La segunda República

Cuando en abril de 1931 la monarquía alfonsina desapareció de la escena política, acompañada de la más absoluta indiferencia de los españoles, hacía ya muchos años que transitaba por la historia con más pena que gloria, lastrada por su discutido origen y agobiada por los numerosos errores que habían jalonado su trayectoria. Nada tuvo de particular, pues, que el nuevo régimen fuera recibido en medio de una generalizada expectación popular, con la ilusión de que la emergente apuesta institucional proporcionara un marco de convivencia más justo, más próspero, abierto a la esperanza en la búsqueda de un futuro mejor para todos.

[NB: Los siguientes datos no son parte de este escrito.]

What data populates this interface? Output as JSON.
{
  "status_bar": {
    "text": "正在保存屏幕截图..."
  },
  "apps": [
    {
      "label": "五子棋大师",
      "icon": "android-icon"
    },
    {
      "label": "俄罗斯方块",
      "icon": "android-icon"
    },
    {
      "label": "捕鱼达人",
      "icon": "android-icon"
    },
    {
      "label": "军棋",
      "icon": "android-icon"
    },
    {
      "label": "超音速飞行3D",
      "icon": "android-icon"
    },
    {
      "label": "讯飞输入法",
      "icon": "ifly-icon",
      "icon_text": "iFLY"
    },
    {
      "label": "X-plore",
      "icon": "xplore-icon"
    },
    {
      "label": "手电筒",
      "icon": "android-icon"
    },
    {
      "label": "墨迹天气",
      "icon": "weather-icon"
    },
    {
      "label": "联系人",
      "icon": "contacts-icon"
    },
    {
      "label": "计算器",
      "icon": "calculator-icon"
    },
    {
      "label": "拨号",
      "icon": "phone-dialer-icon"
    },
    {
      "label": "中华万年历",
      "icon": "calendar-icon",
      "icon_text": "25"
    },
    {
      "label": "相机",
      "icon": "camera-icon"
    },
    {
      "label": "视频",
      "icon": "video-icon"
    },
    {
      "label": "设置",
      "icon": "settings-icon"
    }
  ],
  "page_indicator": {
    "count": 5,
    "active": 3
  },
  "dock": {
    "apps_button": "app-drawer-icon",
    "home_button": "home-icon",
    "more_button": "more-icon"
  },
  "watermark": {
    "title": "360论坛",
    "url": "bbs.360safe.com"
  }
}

De este modo, la República se encontró ante una oportunidad única, de la que jamás disfrutó antes gobernante alguno. En parte por su condición de régimen casi inédito (la Primera República no pasó de simple anécdota), del que cabía esperarlo todo, en parte por el alivio que suscitó a la nación haberse librado de una monarquía anquilosada, envejecida, desilusionante y caduca, sin sustancia ni capacidad para generar el menor entusiasmo.

Hasta los sectores que, a priori, podían ser considerados menos proclives a aceptar la nueva situación, se apresuraron a mostrar su confianza en que la etapa que se abría se desarrollara por cauces de normalidad, ofreciendo su colaboración para que así fuera y que la transición desde el sistema liquidado al emergente se hiciera sin sobresaltos ni convulsiones. En esta línea, El Debate, que se había distinguido por su defensa del régimen anterior, declaró “el deber de acatar la República” y servirla de un modo leal, “porque no son la simpatía ni la antipatía las que nos han de dictar normas de conducta: es el deber grato o penoso quien nos manda y alecciona”. Conocida es, al respecto, la actitud de la Iglesia española, resuelta a acatar también la República, intentando un acercamiento por medio del nuncio Tedeschini y del cardenal Vidal y Barraquer, que no pudo fructificar “debido a un sectarismo irrazonable y a la brutalidad de una combinación política para apoderarse del Gobierno y derivar la República hacia el izquierdismo radical”, según estimación de este último.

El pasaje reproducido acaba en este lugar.